The South Haven Centre for Remembrance, which won a 2020 Governor General’s Medal, one of Canada’s most coveted architecture prizes, comes amidst a massive revolution in the way society is conceptualizing death. These days, our deaths no longer look or feel like those of our forbears. Gone are the times when friends and families draped themselves in black, parading to a grim cemetery to say goodbye, chanting prayers and incantations in the process.

Instead of funerals, many now attend celebrations of life organized by bereavement planners, sometimes in spaces that look more like hip boutiques than funeral parlours. And instead of capping off the process with a heavy tombstone or with sprinkling ashes from a metal urn, burials are going green, with human remains being turned into compost.

One of the biggest changes in how we think about dying is that “our ideas around death used to be inspired mainly by religion,” says Wouter van Dillen, co-curator of a show called (Re)Design Death, organized through the Cube – a national design museum in the Netherlands – and available to tour free online from Canada. “Religion also defined the rules for the way we pay our last respects to the deceased, the way we commemorate them and with what objects.”

Now, secular solutions are necessary for the growing population of non-denominational mourners. According to census data, between 1971 and 2011, the percentage of secular Canadians jumped from less than one per cent to nearly a quarter of the population. By 2019, the Pew Research Centre reported 29 per cent of Canadians had no religious affiliation.
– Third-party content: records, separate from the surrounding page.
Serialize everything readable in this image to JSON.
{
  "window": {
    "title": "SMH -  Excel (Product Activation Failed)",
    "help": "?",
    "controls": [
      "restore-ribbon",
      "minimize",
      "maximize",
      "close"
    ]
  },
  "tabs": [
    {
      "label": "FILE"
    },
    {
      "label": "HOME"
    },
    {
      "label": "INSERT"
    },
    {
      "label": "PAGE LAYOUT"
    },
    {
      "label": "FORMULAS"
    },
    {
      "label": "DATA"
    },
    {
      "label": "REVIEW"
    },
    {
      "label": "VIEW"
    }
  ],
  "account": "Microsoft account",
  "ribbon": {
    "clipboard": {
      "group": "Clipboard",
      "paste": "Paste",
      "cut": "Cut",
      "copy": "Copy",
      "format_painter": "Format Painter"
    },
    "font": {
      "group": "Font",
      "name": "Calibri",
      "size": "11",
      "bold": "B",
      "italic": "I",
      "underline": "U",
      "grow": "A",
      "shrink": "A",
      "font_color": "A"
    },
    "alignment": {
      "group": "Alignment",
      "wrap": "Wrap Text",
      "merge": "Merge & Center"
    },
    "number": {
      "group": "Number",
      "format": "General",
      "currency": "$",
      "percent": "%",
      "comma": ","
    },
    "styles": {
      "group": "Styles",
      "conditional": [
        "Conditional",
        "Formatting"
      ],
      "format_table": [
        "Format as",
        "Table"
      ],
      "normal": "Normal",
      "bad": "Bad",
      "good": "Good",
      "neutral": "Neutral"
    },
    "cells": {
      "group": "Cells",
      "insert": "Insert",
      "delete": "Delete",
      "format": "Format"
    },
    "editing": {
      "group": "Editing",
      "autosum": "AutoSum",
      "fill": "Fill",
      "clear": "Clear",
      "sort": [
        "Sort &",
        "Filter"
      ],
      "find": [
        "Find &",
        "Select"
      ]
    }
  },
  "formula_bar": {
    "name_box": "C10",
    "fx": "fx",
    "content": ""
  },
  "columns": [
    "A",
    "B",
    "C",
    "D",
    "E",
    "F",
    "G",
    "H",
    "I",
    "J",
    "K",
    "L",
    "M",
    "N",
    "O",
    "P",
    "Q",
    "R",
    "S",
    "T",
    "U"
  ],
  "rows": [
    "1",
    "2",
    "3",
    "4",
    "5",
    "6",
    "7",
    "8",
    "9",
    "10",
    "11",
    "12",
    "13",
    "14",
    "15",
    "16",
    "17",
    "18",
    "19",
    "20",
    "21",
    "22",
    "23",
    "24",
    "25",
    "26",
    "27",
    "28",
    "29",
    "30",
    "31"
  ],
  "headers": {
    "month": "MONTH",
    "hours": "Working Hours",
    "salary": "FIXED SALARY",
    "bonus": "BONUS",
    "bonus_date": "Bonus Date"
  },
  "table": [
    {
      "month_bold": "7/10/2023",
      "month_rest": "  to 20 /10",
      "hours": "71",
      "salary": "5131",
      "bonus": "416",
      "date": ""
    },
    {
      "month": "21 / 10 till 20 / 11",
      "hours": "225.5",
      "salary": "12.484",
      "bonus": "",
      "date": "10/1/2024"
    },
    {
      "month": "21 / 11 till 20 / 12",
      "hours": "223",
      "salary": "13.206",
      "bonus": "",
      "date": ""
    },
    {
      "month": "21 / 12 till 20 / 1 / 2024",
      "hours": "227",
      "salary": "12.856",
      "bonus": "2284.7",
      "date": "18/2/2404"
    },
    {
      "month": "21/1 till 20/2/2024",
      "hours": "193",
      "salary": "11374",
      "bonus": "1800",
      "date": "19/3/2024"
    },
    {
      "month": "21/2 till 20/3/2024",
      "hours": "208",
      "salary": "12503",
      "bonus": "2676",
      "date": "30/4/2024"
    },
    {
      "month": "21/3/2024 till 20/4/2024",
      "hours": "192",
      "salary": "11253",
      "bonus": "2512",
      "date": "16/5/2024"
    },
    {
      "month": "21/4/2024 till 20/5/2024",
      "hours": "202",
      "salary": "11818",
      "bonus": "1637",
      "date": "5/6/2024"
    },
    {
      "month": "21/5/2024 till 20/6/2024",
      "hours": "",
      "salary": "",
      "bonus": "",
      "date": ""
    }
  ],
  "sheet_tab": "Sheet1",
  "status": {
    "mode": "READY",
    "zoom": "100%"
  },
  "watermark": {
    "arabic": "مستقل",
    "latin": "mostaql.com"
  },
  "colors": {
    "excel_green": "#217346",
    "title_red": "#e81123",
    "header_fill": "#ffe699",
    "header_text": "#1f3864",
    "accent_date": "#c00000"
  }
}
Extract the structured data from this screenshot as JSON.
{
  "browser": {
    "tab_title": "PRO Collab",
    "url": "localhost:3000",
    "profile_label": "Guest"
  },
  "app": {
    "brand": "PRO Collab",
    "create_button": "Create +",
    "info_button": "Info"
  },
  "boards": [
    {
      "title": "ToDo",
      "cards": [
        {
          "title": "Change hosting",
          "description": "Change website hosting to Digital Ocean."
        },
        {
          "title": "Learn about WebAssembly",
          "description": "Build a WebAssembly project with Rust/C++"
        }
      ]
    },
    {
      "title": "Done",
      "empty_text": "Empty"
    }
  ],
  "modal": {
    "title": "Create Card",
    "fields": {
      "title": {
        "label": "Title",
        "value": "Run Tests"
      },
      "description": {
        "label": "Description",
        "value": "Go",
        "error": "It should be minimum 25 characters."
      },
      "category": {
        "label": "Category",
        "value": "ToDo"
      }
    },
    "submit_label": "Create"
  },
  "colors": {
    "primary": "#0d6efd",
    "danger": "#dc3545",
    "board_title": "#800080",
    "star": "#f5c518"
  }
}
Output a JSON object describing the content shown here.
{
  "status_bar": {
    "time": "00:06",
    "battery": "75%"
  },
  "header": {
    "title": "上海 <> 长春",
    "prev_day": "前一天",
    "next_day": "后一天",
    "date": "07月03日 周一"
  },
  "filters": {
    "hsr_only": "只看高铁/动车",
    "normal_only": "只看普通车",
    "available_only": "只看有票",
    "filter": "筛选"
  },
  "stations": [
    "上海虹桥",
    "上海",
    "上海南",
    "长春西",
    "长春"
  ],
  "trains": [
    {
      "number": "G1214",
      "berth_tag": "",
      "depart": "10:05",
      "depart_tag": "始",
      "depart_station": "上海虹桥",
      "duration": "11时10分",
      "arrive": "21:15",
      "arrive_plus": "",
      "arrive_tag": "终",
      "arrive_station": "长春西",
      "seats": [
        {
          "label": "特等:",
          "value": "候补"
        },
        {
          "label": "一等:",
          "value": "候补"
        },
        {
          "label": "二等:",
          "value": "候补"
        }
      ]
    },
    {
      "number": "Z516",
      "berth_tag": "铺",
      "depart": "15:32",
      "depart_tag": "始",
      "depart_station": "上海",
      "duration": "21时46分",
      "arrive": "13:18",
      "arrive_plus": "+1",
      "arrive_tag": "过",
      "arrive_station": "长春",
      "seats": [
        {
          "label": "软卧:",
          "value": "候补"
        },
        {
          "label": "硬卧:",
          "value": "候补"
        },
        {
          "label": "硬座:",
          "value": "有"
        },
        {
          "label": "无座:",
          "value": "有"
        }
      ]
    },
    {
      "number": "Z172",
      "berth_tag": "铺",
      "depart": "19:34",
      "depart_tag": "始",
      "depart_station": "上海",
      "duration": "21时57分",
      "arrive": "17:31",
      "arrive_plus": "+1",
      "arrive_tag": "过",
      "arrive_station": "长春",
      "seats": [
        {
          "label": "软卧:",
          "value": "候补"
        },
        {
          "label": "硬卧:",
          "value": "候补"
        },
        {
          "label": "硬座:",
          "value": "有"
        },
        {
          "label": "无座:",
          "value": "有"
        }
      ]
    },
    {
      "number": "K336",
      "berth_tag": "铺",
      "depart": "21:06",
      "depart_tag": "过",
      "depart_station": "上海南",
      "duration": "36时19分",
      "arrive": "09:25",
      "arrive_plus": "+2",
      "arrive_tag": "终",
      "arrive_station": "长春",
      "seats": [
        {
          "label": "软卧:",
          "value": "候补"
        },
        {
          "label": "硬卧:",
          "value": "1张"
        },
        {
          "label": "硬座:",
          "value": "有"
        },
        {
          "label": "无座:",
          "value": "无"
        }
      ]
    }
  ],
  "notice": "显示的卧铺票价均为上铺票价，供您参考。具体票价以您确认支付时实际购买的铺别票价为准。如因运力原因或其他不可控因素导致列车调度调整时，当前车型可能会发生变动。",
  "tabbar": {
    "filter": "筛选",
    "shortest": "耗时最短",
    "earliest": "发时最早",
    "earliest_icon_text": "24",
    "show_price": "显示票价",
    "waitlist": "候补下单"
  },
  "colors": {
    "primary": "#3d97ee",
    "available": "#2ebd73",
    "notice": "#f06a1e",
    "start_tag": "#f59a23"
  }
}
That’s why a place such as the South Haven Centre is careful to avoid allusions to crosses or rose windows. Likewise, Exit Here, a contemporary take on a funeral parlour in London has no spiritual undertones. At first glance, it has the casual air of a nice shop or café – giant windows in cobalt frames, snow-white interiors with the odd teal accent wall, plinths displaying cremation urns that are as minimalist as something designed by Apple.

The similarity isn’t incidental. Exit Here is the concept of Oliver Peyton, a long-time Irish restaurateur and host on BBC’s Great British Menu (alongside Prue Leith, until she went to the Great British Bake Off). He got the idea after his father died suddenly six years ago and he realized that “It’s not a massive leap from restaurants to funeral [homes],” he says. “Funeral [homes] haven’t changed since Victorian times. Dark, mysterious, all these little rooms, always called Something and Sons. I wanted to bring funerals into the 21st-century, provide a choice that felt more celebratory of people’s lives.”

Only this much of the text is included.